Jeudi dernier, le prêtre kenyan Cosmas Omboto Ondari est tombé sous les balles des terroristes ambazoniens d'après le gouvernement camerounais. Abattu à bout portant.
Seulement, cet avis n'est pas partagé par les protagonistes. L'église catholique dont dépend le prêtre tué accuse sans mettre de gants, l'armée du Cameroun. Dans un communiqué publié au lendemain de cet acte odieux par Monseigneur Andrew NKEA, l'église affirme qu' ” un témoin oculaire a déclaré qu’il avait été tué par des soldats du gouvernement qui tiraient au hasard depuis leur véhicule. Un certain M Johnson Ndip Nchot a également été abattu devant sa maison, à quelques mètres de l’église ». Le prélat témoigne s’être rendu sur les lieux du drame le lendemain et y avoir compté vingt-deux trous de balle dans les murs de l’église.
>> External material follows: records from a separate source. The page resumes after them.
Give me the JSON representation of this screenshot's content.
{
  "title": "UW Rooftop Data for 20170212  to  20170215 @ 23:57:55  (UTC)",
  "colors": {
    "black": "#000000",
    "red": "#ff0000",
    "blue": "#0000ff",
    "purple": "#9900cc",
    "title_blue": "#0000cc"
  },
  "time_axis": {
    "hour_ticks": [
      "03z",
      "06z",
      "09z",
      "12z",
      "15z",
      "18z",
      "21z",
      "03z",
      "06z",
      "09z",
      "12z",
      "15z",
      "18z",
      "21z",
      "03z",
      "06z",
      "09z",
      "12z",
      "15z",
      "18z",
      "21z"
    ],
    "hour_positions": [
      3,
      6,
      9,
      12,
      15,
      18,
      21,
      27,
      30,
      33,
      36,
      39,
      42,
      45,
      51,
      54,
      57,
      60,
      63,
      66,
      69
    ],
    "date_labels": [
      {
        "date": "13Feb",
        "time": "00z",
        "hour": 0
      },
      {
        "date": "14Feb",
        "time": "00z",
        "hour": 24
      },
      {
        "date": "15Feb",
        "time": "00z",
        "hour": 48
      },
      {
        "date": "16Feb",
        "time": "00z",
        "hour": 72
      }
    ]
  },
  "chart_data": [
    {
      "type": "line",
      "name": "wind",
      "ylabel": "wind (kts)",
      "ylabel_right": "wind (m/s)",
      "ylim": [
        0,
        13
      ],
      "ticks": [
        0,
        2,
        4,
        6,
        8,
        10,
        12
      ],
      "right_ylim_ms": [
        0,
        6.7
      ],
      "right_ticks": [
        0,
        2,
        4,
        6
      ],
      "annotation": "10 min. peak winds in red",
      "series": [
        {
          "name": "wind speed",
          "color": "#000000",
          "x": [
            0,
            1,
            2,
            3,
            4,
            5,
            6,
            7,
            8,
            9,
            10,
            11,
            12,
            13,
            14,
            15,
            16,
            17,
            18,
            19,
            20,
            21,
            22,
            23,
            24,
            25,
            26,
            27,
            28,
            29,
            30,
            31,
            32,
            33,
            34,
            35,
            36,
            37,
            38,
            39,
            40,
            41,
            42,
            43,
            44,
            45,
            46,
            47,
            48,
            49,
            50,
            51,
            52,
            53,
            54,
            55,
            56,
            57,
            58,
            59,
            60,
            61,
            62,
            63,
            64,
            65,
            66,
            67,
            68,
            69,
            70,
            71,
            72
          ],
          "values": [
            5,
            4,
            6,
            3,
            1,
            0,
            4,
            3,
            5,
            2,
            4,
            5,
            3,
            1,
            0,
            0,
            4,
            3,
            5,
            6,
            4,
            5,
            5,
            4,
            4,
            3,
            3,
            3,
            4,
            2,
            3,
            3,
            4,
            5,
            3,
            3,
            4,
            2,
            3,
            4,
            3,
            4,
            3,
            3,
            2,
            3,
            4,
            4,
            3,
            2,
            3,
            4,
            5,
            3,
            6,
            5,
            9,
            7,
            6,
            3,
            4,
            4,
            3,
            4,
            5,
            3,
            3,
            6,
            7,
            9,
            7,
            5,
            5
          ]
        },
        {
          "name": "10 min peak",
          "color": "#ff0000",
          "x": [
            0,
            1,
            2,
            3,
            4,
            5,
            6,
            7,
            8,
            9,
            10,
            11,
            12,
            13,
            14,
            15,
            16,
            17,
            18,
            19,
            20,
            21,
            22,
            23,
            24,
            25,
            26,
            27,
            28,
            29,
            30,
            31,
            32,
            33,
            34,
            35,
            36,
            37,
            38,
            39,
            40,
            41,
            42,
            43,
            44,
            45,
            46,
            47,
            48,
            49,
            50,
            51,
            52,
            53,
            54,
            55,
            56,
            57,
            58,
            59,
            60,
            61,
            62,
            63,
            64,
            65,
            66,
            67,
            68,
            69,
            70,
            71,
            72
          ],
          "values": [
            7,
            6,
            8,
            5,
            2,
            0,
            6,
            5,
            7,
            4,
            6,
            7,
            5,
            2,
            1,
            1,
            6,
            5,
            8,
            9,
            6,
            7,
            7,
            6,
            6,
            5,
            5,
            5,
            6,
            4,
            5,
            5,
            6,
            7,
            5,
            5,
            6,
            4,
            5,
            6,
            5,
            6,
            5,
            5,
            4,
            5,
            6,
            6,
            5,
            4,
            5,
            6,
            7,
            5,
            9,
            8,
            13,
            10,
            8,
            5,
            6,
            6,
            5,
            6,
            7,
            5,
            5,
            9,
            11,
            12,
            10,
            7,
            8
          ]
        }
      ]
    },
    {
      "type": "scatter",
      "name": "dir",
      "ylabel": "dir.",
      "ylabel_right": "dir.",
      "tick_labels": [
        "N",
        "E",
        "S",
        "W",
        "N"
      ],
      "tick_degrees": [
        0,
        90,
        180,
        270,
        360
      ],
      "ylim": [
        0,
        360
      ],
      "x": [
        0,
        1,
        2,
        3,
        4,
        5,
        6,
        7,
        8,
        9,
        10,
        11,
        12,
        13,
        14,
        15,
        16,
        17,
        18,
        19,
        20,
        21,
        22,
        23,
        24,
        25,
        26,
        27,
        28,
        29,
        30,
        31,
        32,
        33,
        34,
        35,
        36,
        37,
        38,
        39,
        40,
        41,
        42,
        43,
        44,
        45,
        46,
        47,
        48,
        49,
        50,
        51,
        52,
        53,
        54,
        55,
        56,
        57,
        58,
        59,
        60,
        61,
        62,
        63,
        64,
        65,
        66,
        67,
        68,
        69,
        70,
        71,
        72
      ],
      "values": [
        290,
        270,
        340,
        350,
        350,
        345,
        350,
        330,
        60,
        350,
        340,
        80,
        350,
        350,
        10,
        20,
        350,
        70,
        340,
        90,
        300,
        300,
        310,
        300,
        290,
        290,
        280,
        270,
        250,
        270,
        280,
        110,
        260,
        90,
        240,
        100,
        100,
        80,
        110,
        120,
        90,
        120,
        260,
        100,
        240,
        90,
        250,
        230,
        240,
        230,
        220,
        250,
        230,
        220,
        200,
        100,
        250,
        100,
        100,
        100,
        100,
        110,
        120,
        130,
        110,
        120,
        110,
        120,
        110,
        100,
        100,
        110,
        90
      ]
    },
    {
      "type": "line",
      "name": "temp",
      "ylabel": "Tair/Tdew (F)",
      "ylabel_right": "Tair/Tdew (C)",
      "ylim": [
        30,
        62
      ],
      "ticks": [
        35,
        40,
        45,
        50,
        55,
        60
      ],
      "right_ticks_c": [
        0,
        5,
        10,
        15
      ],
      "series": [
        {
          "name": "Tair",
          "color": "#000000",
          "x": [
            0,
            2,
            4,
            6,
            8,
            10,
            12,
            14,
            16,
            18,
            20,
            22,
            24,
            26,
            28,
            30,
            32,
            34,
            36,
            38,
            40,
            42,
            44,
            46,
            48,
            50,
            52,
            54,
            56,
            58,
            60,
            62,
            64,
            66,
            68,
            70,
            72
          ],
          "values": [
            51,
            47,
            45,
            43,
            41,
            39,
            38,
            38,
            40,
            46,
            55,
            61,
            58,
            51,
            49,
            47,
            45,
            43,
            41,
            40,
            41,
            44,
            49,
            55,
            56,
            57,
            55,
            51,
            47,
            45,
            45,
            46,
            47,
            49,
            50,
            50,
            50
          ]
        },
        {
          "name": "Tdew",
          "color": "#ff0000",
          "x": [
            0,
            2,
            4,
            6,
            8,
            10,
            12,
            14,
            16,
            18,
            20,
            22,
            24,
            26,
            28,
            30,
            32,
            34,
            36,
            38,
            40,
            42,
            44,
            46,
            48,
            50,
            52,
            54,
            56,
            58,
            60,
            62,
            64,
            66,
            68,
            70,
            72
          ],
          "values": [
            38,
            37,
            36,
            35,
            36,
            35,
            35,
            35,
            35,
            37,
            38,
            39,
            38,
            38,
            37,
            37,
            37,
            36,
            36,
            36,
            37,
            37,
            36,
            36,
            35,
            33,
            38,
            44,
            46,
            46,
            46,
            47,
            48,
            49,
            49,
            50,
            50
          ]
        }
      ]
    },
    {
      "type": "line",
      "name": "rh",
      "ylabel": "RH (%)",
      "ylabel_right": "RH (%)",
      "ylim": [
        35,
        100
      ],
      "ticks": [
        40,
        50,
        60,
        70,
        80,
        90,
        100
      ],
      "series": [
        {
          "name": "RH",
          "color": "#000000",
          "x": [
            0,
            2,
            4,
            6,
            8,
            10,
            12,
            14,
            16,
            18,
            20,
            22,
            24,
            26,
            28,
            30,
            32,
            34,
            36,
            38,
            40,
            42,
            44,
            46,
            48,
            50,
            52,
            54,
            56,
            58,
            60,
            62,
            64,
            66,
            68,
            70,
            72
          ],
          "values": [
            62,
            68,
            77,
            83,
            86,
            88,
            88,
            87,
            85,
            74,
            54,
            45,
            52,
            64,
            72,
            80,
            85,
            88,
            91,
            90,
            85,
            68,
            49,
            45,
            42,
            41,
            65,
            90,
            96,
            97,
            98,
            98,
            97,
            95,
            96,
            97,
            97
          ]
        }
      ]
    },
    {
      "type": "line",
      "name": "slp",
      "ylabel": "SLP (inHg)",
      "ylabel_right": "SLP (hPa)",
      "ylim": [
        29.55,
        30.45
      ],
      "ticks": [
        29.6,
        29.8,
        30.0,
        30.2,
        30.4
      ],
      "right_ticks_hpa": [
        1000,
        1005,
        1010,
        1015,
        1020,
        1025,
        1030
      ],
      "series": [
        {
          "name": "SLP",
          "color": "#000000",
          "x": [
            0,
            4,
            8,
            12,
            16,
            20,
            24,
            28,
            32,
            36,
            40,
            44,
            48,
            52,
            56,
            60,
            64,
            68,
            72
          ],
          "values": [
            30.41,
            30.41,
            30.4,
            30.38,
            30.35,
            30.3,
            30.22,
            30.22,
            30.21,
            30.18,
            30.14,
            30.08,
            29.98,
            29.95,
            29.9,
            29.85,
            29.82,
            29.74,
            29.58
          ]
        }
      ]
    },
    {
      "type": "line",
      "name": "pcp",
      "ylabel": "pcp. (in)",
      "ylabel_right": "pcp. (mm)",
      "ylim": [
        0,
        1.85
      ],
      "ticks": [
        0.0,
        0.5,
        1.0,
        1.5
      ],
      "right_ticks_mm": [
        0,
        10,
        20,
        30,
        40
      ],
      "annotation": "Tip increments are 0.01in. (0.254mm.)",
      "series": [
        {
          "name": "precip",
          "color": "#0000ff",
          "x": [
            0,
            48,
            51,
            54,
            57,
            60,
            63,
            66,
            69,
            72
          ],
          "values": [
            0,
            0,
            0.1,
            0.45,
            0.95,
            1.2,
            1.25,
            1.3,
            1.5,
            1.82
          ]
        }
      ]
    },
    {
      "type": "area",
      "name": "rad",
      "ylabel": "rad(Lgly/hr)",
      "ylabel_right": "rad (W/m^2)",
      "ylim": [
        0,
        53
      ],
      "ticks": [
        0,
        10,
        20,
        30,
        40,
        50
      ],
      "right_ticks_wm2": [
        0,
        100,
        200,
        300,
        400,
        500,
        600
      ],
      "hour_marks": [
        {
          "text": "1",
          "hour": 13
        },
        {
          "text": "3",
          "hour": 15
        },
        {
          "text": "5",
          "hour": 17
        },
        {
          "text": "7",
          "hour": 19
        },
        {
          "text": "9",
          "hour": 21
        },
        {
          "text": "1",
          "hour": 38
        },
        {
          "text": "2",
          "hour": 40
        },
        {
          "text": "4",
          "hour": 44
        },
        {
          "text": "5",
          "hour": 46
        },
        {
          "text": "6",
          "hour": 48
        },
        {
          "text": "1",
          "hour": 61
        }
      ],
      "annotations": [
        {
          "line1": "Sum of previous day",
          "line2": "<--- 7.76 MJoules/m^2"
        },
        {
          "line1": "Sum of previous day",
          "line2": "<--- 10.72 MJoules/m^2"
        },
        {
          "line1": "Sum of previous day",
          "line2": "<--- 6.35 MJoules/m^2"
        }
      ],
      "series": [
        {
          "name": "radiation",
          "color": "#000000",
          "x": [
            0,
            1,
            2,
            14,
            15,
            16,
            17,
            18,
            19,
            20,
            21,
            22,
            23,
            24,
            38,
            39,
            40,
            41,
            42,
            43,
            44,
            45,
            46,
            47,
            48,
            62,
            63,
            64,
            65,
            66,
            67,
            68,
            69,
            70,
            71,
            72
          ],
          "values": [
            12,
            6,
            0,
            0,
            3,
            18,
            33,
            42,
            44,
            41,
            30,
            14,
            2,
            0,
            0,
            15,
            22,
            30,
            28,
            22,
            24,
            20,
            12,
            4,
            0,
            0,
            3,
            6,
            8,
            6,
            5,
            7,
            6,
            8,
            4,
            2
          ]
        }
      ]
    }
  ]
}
Rappelons que c'est en décembre 2017 que le curé et le vicaire de la paroisse St Martin de Tours Parish à Kembong se sont enfuis à cause des violences dans cette partie du pays entre l’armée camerounaise et les sécessionnistes. Ils se sont réfugiés près de Mgr NKEA dans le diocèse de Mamfé.
C'est en avril 2018 qu'ils vont retourner dans les villages pour réconforter les populations ébranlées par les massacres et les maisons incendiées.
Cet autre affaire de prêtre tué dans la zone de conflit après le missionnaire américain, ne laisse pas indifférent l'ambassadeur des États-Unis au Cameroun. L'ambassade à Yaoundé a rendu public un communiqué déclarant les régions du Nord-ouest et du Sud-Ouest infréquentables et désormais interdites pour les ressortissants américains. L’ambassadeur américain a clairement demandé à ses ressortissants de déguerpir ces zones où même les forces de sécurité seraient mis en difficulté.
Depuis quelques jours, une vidéo circule sur les réseaux sociaux montrant les policiers camerounais qui déclarent être abandonnés au front à Jakiri département de Bui, région du Nord-Ouest. Leur commissariat a été attaqué par des Amba Boys. Ils n’ont même plus de quoi manger et accumulent plusieurs mois de retard de salaires.
Il faut dire que depuis le début du conflit, les États- Unis, par l'entremise de leur ambassade à Yaoundé, ont averti le gouvernement camerounais sur le risque d’escalade et lui ont imputé les multiples actes de violences et d’atteintes aux droits de l’homme. Dans un communiqué, les américains précisaient par la voix d'Henry Barmerin, qu'“il y a eu des assassinats ciblés (…) des incendies, des pillages de villages “. Après avoir rencontré Paul Biya, le diplomate américain avait déclaré lui avoir suggéré d’utiliser ” son leadership pour aller au dialogue “.
Les combats sont devenus quasi quotidiens entre les forces de sécurité camerounaises et les hommes se réclamant de ” forces de restauration ” d’un Etat anglophone qui avait brièvement vu le jour entre les deux guerres mondiales, sous mandat britannique.
Le conflit dans les régions du Nord-ouest et du Sud-Ouest a énormément évolué avec le temps. D’abord cantonnés aux attaques contre les symboles de l’Etat (commissariat, gendarmerie), les séparatistes ont commencé début 2018 à kidnapper des fonctionnaires et des francophones avant de s’en prendre aux entreprises étrangères qu’ils accusent de soutenir Yaoundé. De nombreuses écoles ont aussi été brûlées.
Les Etats-Unis, quant à eux estiment que les deux camps ” ne s’écoutent tout simplement pas ” et “se sont engagées dans une rhétorique qui déshumanise la partie adverse “. Toutefois, l'armée contrôle de plus en plus la situation. Elle marque chaque jour des avancées notoires. À ce rythme, cette crise ne sera plus qu'un fait historique dans quelques mois.